No documento, o relator defende a prorrogação pelos próximos dois anos, somente para os 17 setores da economia já beneficiados pela medida, para evitar demissões.

Senadores chegaram a pedir a inclusão de outros setores na lista, como empresas da área de fundição. Mas não foi acatada, sob a justificativa da necessidade de mais estudos e do risco de atrasar a aprovação do projeto, que voltaria para análise da Câmara.

“Entendemos  que  tal  iniciativa demandaria  maiores  estudos  para  determinar  as  atividades  que  deveriam gozar  da  desoneração  ?  bem  como  seus  impactos  ?  o  que  atrasaria  as consequências  benfazejas  das  alterações  que  estamos  a  propor”, destaca o relatório.

O relator se comprometeu a apresentar, em breve, novo projeto incluindo demais setores. A medida deve custar aos cofres públicos cerca de 8 bilhões de reais, garantidos por meio do espaço fiscal aberto com a promulgação da PEC dos Precatórios, nessa quarta (09/12/2021), pelo Congresso Nacional.

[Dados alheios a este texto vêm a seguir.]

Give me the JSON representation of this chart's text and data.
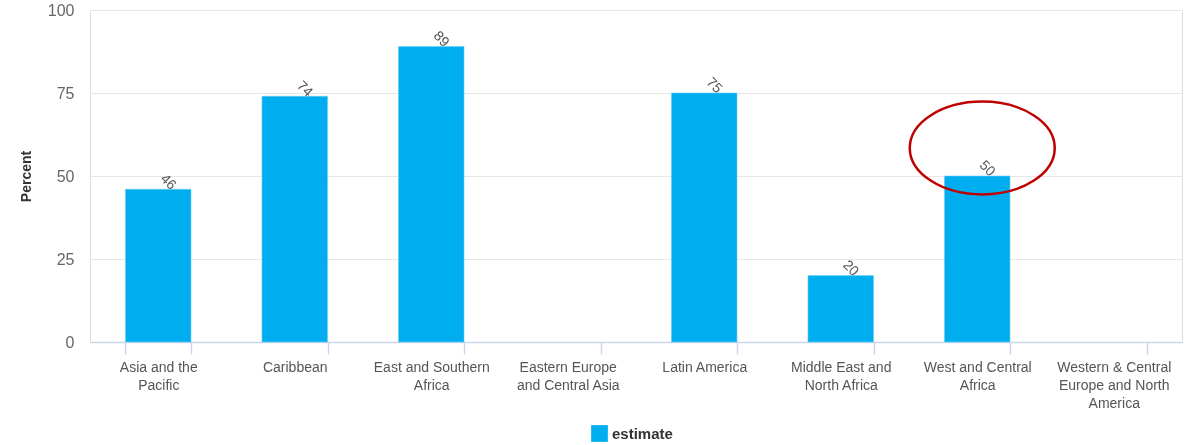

Serão beneficiados com o projeto 17 setores da economia, que empregam mais de 6 milhões de pessoas, das áreas de: calçados, call center, comunicação, confecção/vestuário, construção civil, empresas de construção, couro, fabricação de veículos e carroçarias, máquinas e equipamentos, proteína animal, têxtil, TI (tecnologia da informação), TIC (tecnologia de comunicação), projeto de circuitos integrados, transporte metroferroviário de passageiros, transporte rodoviário coletivo e transporte rodoviário de cargas.

As empresas continuarão tendo a opção de recolher a contribuição previdenciaria sobre o faturamento bruto mensal da empresa, com uma alíquota que pode variar entre 1 e 4,5%, ao invés de recolher 20% sobre a folha de pagamento.